Realmente sentí aquel encuentro casi sobrenatural, un sueño dentro de algo que proyectaba mágicamente los rasgos de una vida anterior. Un sueño exótico en el espacio de un infinito. De la lucidez del secreto de aquel hombre taciturno, emergió en sus breves palabras, el alejamiento del infierno. Fue inevitable rechazar su confesión, y principalmente oponerse a la sentencia divina.

El recuerdo apaciguador persistió antes de que me inquietaran los designios del inverosímil castigo. Su decisión de tener que cortarse la mano derecha para nunca volver a utilizarla en la escritura, tampoco tener la posibilidad de llenar los vasos y brindar por los buenos momentos que nos regalaba la vida, simbolizó el único camino en aquel laberinto recóndito.

Bajo el influjo de la inspiración de haber escuchado a Dios, Edward Stachura no tuvo más refugio que buscar la bendición entre los santos y vírgenes. Era sin duda la inquebrantable despedida.

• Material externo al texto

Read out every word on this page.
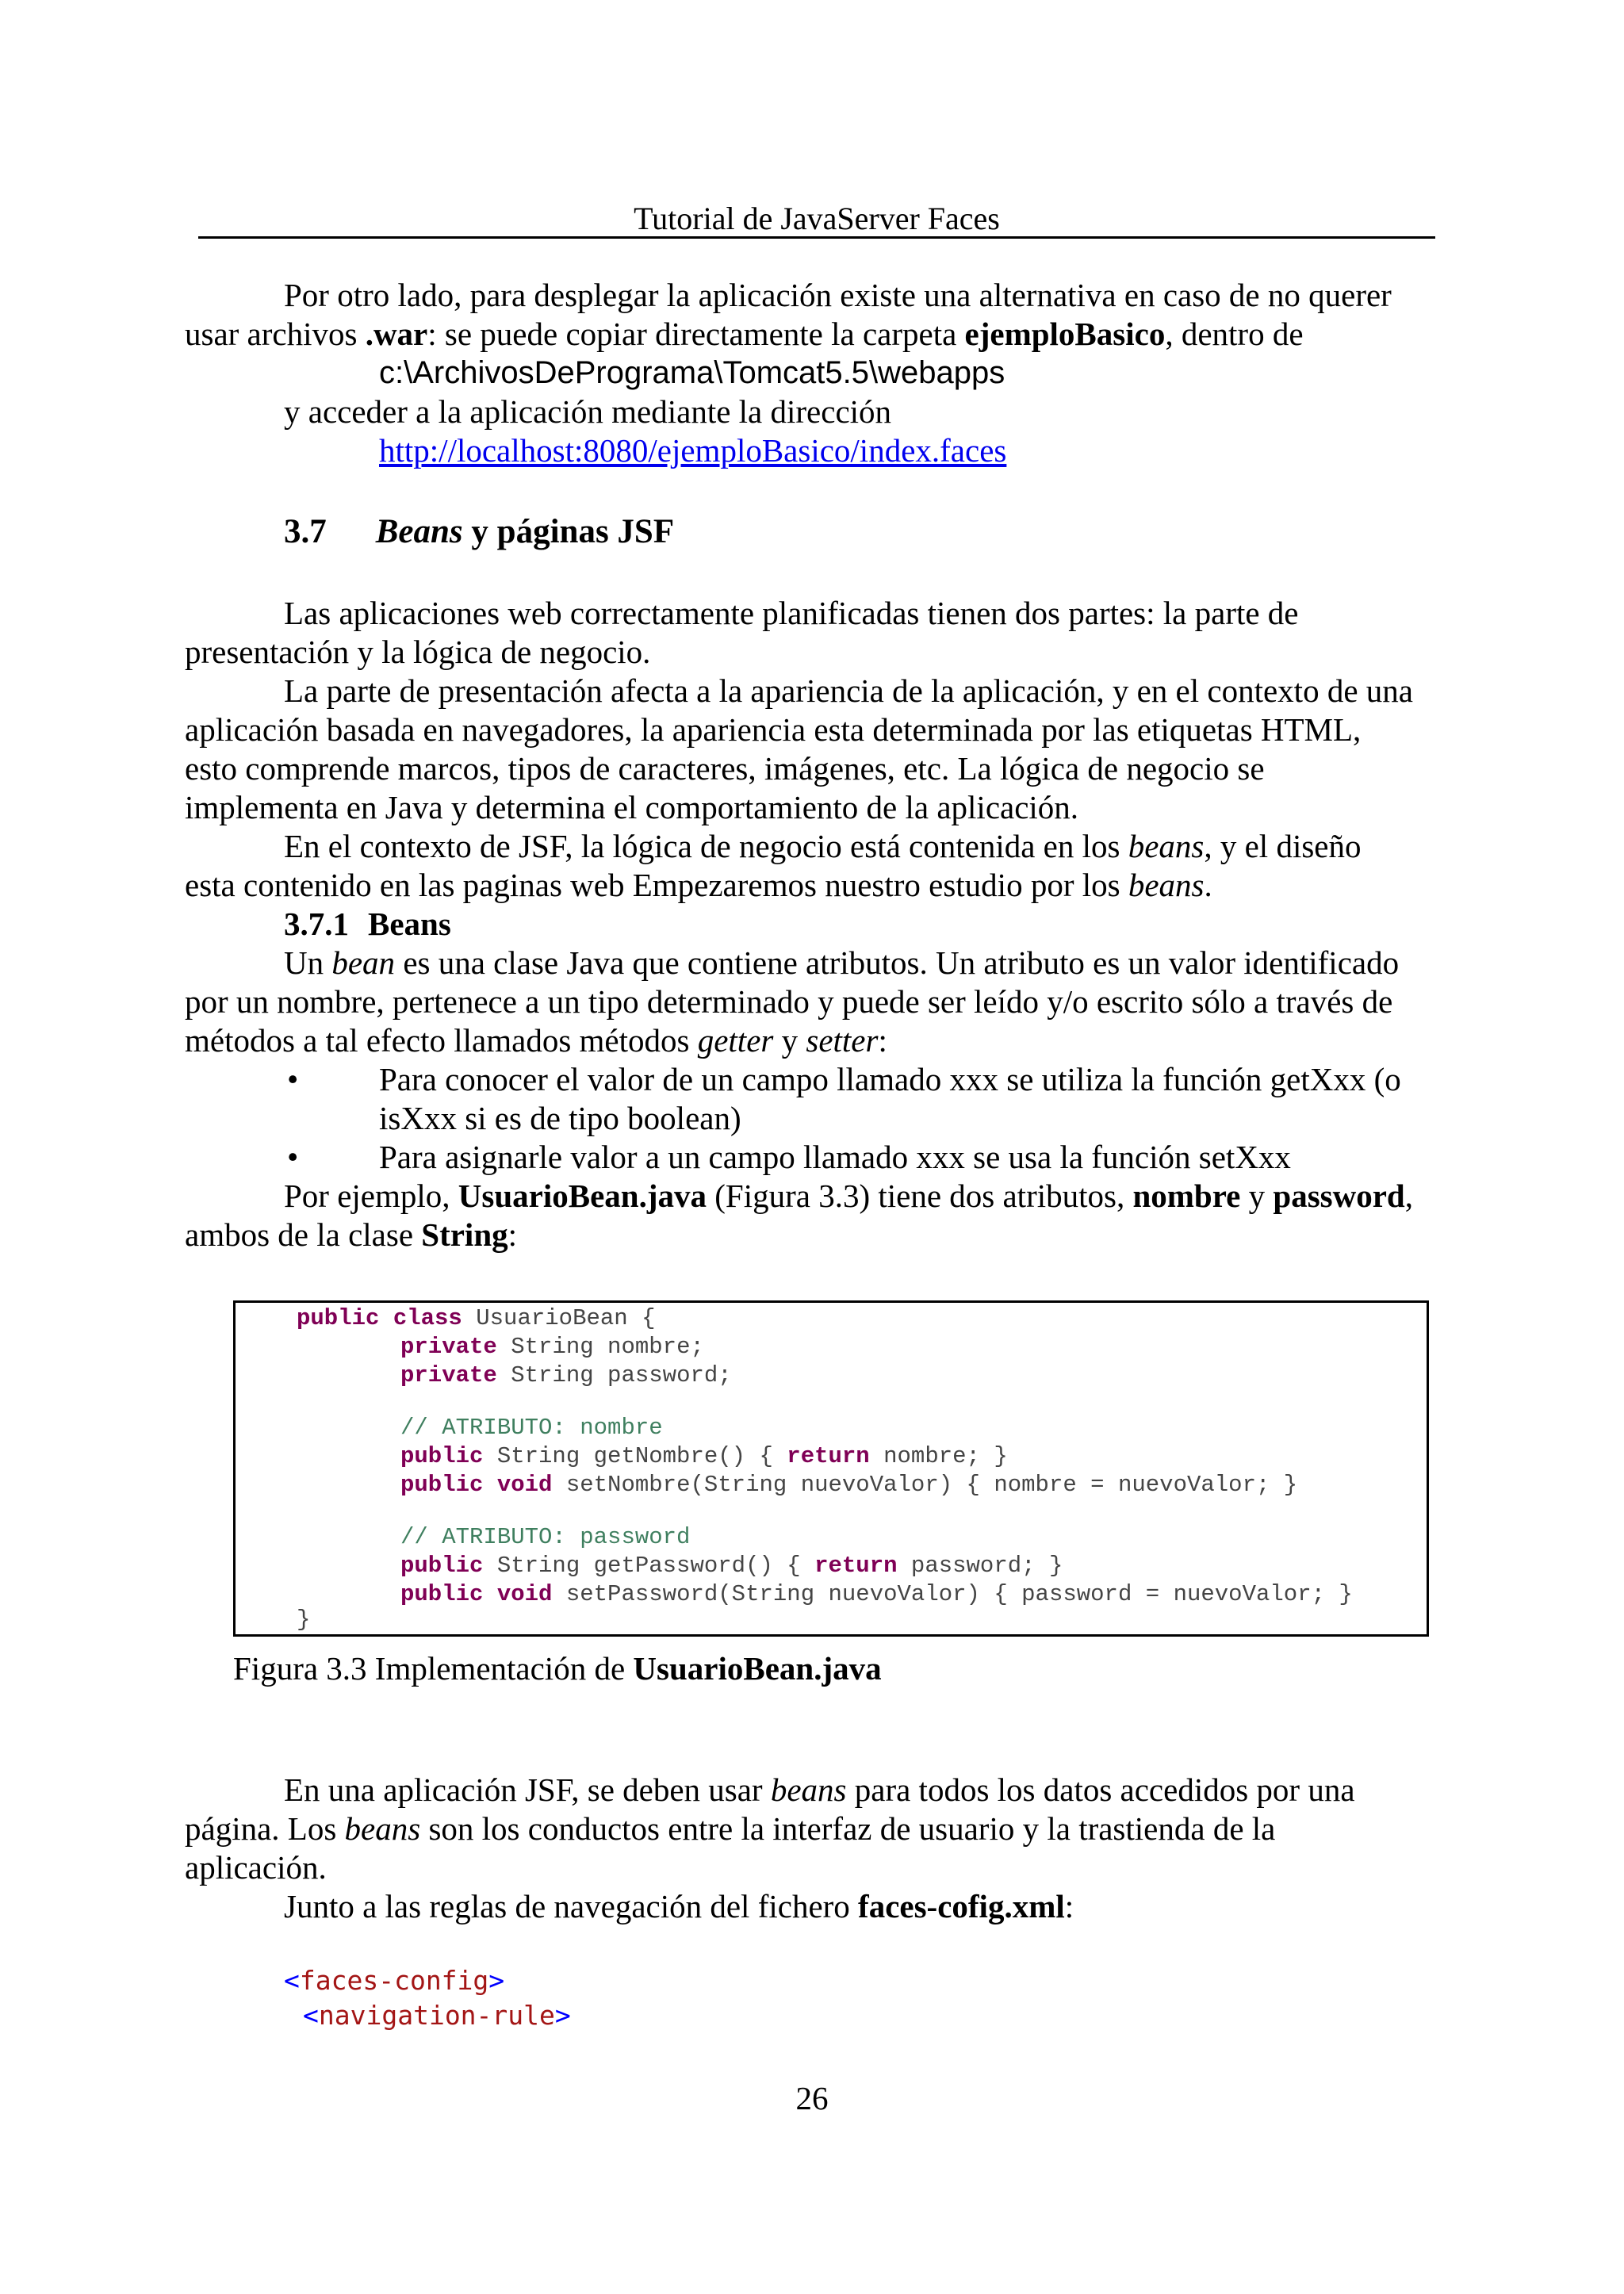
Tutorial de JavaServer Faces
Por otro lado, para desplegar la aplicación existe una alternativa en caso de no querer
usar archivos .war: se puede copiar directamente la carpeta ejemploBasico, dentro de
c:\ArchivosDePrograma\Tomcat5.5\webapps
y acceder a la aplicación mediante la dirección
http://localhost:8080/ejemploBasico/index.faces
3.7 Beans y páginas JSF
Las aplicaciones web correctamente planificadas tienen dos partes: la parte de
presentación y la lógica de negocio.
La parte de presentación afecta a la apariencia de la aplicación, y en el contexto de una
aplicación basada en navegadores, la apariencia esta determinada por las etiquetas HTML,
esto comprende marcos, tipos de caracteres, imágenes, etc. La lógica de negocio se
implementa en Java y determina el comportamiento de la aplicación.
En el contexto de JSF, la lógica de negocio está contenida en los beans, y el diseño
esta contenido en las paginas web Empezaremos nuestro estudio por los beans.
3.7.1 Beans
Un bean es una clase Java que contiene atributos. Un atributo es un valor identificado
por un nombre, pertenece a un tipo determinado y puede ser leído y/o escrito sólo a través de
métodos a tal efecto llamados métodos getter y setter:
• Para conocer el valor de un campo llamado xxx se utiliza la función getXxx (o
isXxx si es de tipo boolean)
• Para asignarle valor a un campo llamado xxx se usa la función setXxx
Por ejemplo, UsuarioBean.java (Figura 3.3) tiene dos atributos, nombre y password,
ambos de la clase String:
public class UsuarioBean {
private String nombre;
private String password;
// ATRIBUTO: nombre
public String getNombre() { return nombre; }
public void setNombre(String nuevoValor) { nombre = nuevoValor; }
// ATRIBUTO: password
public String getPassword() { return password; }
public void setPassword(String nuevoValor) { password = nuevoValor; }
}
Figura 3.3 Implementación de UsuarioBean.java
En una aplicación JSF, se deben usar beans para todos los datos accedidos por una
página. Los beans son los conductos entre la interfaz de usuario y la trastienda de la
aplicación.
Junto a las reglas de navegación del fichero faces-cofig.xml:
<faces-config>
<navigation-rule>
26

Desde aquella ocasión llegué a sentir, que la infinita dimensión de nuestra existencia, mostraba la fugacidad existencial en las líneas, las cuales atravesaban las manos, sellando el destino del poeta, frente a su tenaz decisión de aceptar la voluntad divina.

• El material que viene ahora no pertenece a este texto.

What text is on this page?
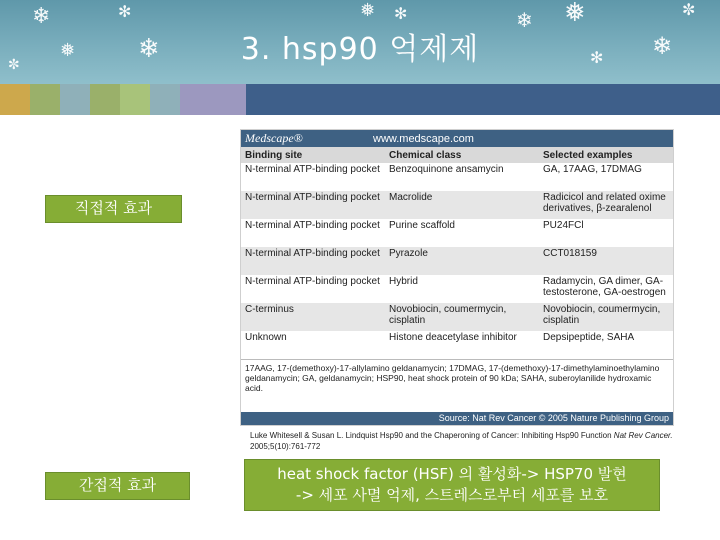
❄
❅
✻
❄
✼
❅ ✻	❄ ❅
✻ ❄
✼
3. hsp90 억제제
직접적 효과
Medscape®	www.medscape.com
Binding site	Chemical class	Selected examples
N-terminal ATP-binding pocket	Benzoquinone ansamycin	GA, 17AAG, 17DMAG
N-terminal ATP-binding pocket	Macrolide	Radicicol and related oxime derivatives, β-zearalenol
N-terminal ATP-binding pocket	Purine scaffold	PU24FCl
N-terminal ATP-binding pocket	Pyrazole	CCT018159
N-terminal ATP-binding pocket	Hybrid	Radamycin, GA dimer, GA-testosterone, GA-oestrogen
C-terminus	Novobiocin, coumermycin, cisplatin	Novobiocin, coumermycin, cisplatin
Unknown	Histone deacetylase inhibitor	Depsipeptide, SAHA
17AAG, 17-(demethoxy)-17-allylamino geldanamycin; 17DMAG, 17-(demethoxy)-17-dimethylaminoethylamino geldanamycin; GA, geldanamycin; HSP90, heat shock protein of 90 kDa; SAHA, suberoylanilide hydroxamic acid.
Source: Nat Rev Cancer © 2005 Nature Publishing Group
Luke Whitesell & Susan L. Lindquist Hsp90 and the Chaperoning of Cancer: Inhibiting Hsp90 Function Nat Rev Cancer.
2005;5(10):761-772
간접적 효과
heat shock factor (HSF) 의 활성화-> HSP70 발현
-> 세포 사멸 억제, 스트레스로부터 세포를 보호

Años más tarde, estuve una temporada en Turín, y comprendí que Edward Stachura, se propuso intentar dominar la poesía, que transformó en canciones para comunicarse con la mayor parte de lectores. Lo cual le permitió evadir la burla o consagración, y los honores de la fama. Con este razonamiento decidí viajar a la celebración del carnaval de Venecia. Entre la aburrición y el agotamiento, pasé varios días disfrazado con un traje de arlequín con ropa de colores y una máscara blanca.

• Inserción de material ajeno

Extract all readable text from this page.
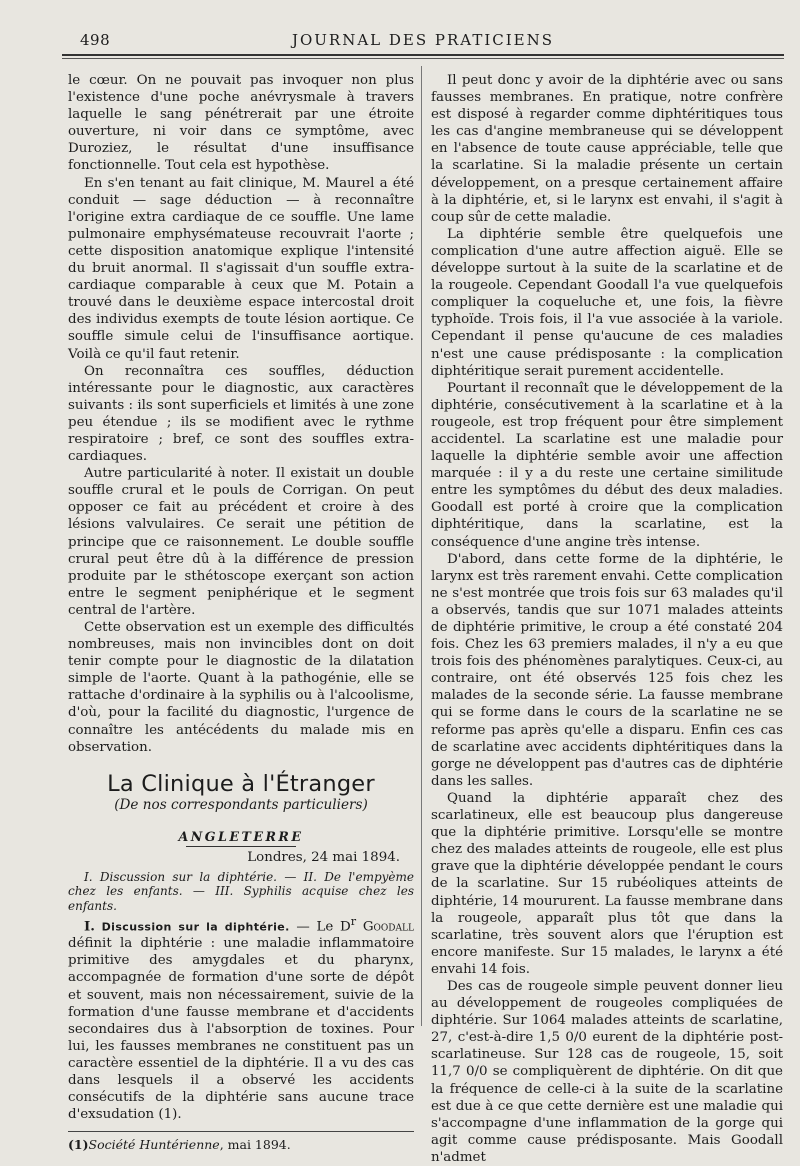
498	JOURNAL DES PRATICIENS

le cœur. On ne pouvait pas invoquer non plus l'existence d'une poche anévrysmale à travers laquelle le sang pénétrerait par une étroite ouverture, ni voir dans ce symptôme, avec Duroziez, le résultat d'une insuffisance fonctionnelle. Tout cela est hypothèse.

En s'en tenant au fait clinique, M. Maurel a été conduit — sage déduction — à reconnaître l'origine extra cardiaque de ce souffle. Une lame pulmonaire emphysémateuse recouvrait l'aorte ; cette disposition anatomique explique l'intensité du bruit anormal. Il s'agissait d'un souffle extra-cardiaque comparable à ceux que M. Potain a trouvé dans le deuxième espace intercostal droit des individus exempts de toute lésion aortique. Ce souffle simule celui de l'insuffisance aortique. Voilà ce qu'il faut retenir.

On reconnaîtra ces souffles, déduction intéressante pour le diagnostic, aux caractères suivants : ils sont superficiels et limités à une zone peu étendue ; ils se modifient avec le rythme respiratoire ; bref, ce sont des souffles extra-cardiaques.

Autre particularité à noter. Il existait un double souffle crural et le pouls de Corrigan. On peut opposer ce fait au précédent et croire à des lésions valvulaires. Ce serait une pétition de principe que ce raisonnement. Le double souffle crural peut être dû à la différence de pression produite par le sthétoscope exerçant son action entre le segment peniphérique et le segment central de l'artère.

Cette observation est un exemple des difficultés nombreuses, mais non invincibles dont on doit tenir compte pour le diagnostic de la dilatation simple de l'aorte. Quant à la pathogénie, elle se rattache d'ordinaire à la syphilis ou à l'alcoolisme, d'où, pour la facilité du diagnostic, l'urgence de connaître les antécédents du malade mis en observation.

La Clinique à l'Étranger
(De nos correspondants particuliers)
ANGLETERRE
Londres, 24 mai 1894.

I. Discussion sur la diphtérie. — II. De l'empyème chez les enfants. — III. Syphilis acquise chez les enfants.

I. Discussion sur la diphtérie. — Le $D^r$ Goodall définit la diphtérie : une maladie inflammatoire primitive des amygdales et du pharynx, accompagnée de formation d'une sorte de dépôt et souvent, mais non nécessairement, suivie de la formation d'une fausse membrane et d'accidents secondaires dus à l'absorption de toxines. Pour lui, les fausses membranes ne constituent pas un caractère essentiel de la diphtérie. Il a vu des cas dans lesquels il a observé les accidents consécutifs de la diphtérie sans aucune trace d'exsudation (1).

(1)Société Huntérienne, mai 1894.

Il peut donc y avoir de la diphtérie avec ou sans fausses membranes. En pratique, notre confrère est disposé à regarder comme diphtéritiques tous les cas d'angine membraneuse qui se développent en l'absence de toute cause appréciable, telle que la scarlatine. Si la maladie présente un certain développement, on a presque certainement affaire à la diphtérie, et, si le larynx est envahi, il s'agit à coup sûr de cette maladie.

La diphtérie semble être quelquefois une complication d'une autre affection aiguë. Elle se développe surtout à la suite de la scarlatine et de la rougeole. Cependant Goodall l'a vue quelquefois compliquer la coqueluche et, une fois, la fièvre typhoïde. Trois fois, il l'a vue associée à la variole. Cependant il pense qu'aucune de ces maladies n'est une cause prédisposante : la complication diphtéritique serait purement accidentelle.

Pourtant il reconnaît que le développement de la diphtérie, consécutivement à la scarlatine et à la rougeole, est trop fréquent pour être simplement accidentel. La scarlatine est une maladie pour laquelle la diphtérie semble avoir une affection marquée : il y a du reste une certaine similitude entre les symptômes du début des deux maladies. Goodall est porté à croire que la complication diphtéritique, dans la scarlatine, est la conséquence d'une angine très intense.

D'abord, dans cette forme de la diphtérie, le larynx est très rarement envahi. Cette complication ne s'est montrée que trois fois sur 63 malades qu'il a observés, tandis que sur 1071 malades atteints de diphtérie primitive, le croup a été constaté 204 fois. Chez les 63 premiers malades, il n'y a eu que trois fois des phénomènes paralytiques. Ceux-ci, au contraire, ont été observés 125 fois chez les malades de la seconde série. La fausse membrane qui se forme dans le cours de la scarlatine ne se reforme pas après qu'elle a disparu. Enfin ces cas de scarlatine avec accidents diphtéritiques dans la gorge ne développent pas d'autres cas de diphtérie dans les salles.

Quand la diphtérie apparaît chez des scarlatineux, elle est beaucoup plus dangereuse que la diphtérie primitive. Lorsqu'elle se montre chez des malades atteints de rougeole, elle est plus grave que la diphtérie développée pendant le cours de la scarlatine. Sur 15 rubéoliques atteints de diphtérie, 14 moururent. La fausse membrane dans la rougeole, apparaît plus tôt que dans la scarlatine, très souvent alors que l'éruption est encore manifeste. Sur 15 malades, le larynx a été envahi 14 fois.

Des cas de rougeole simple peuvent donner lieu au développement de rougeoles compliquées de diphtérie. Sur 1064 malades atteints de scarlatine, 27, c'est-à-dire 1,5 0/0 eurent de la diphtérie post-scarlatineuse. Sur 128 cas de rougeole, 15, soit 11,7 0/0 se compliquèrent de diphtérie. On dit que la fréquence de celle-ci à la suite de la scarlatine est due à ce que cette dernière est une maladie qui s'accompagne d'une inflammation de la gorge qui agit comme cause prédisposante. Mais Goodall n'admet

Después aproveché aquel tiempo y regresé a Turín. Al salir de la estación Puerta Nueva, me hospedé una noche en el hotel Roma. Por la mañana tomé varias fotografías de la placa que advertía de la muerte de Cesare Pavese. Con estas imágenes concluí dejar en el olvido la escritura del ensayo sobre los escritores suicidas. Recogí mis pertenencias, y me fui a vivir una temporada en la casa de Alberto Guaraldo, situada en la avenida Lecce número 70, muy cerca del edificio donde Emilio Salgari escribió: "A mis editores: A vosotros, que os habéis enriquecido con mi piel, manteniéndome a mí y a mi familia en una continua semi-miseria o aún peor, sólo os pido que en compensación por las ganancias que os he proporcionado, os ocupéis de los gastos de mis funerales. Os saludo rompiendo la pluma".

Sin embargo, la bendición llegó en octubre, porque con su hermano Alfredo fui a Ivrea, a participar en la vendimia de aquel otoño. Entre los viñedos, pude oprimir un puñado de tierra con restos de fósiles marinos, que le enseñé a mis compañeros, y entonces Alfredo compartió su idea de que el diluvio universal había caído sobre esta parte de Italia. Sólo pude alzar los ojos hacia el cielo azul, y tuve la certeza de sentir la mirada del poeta.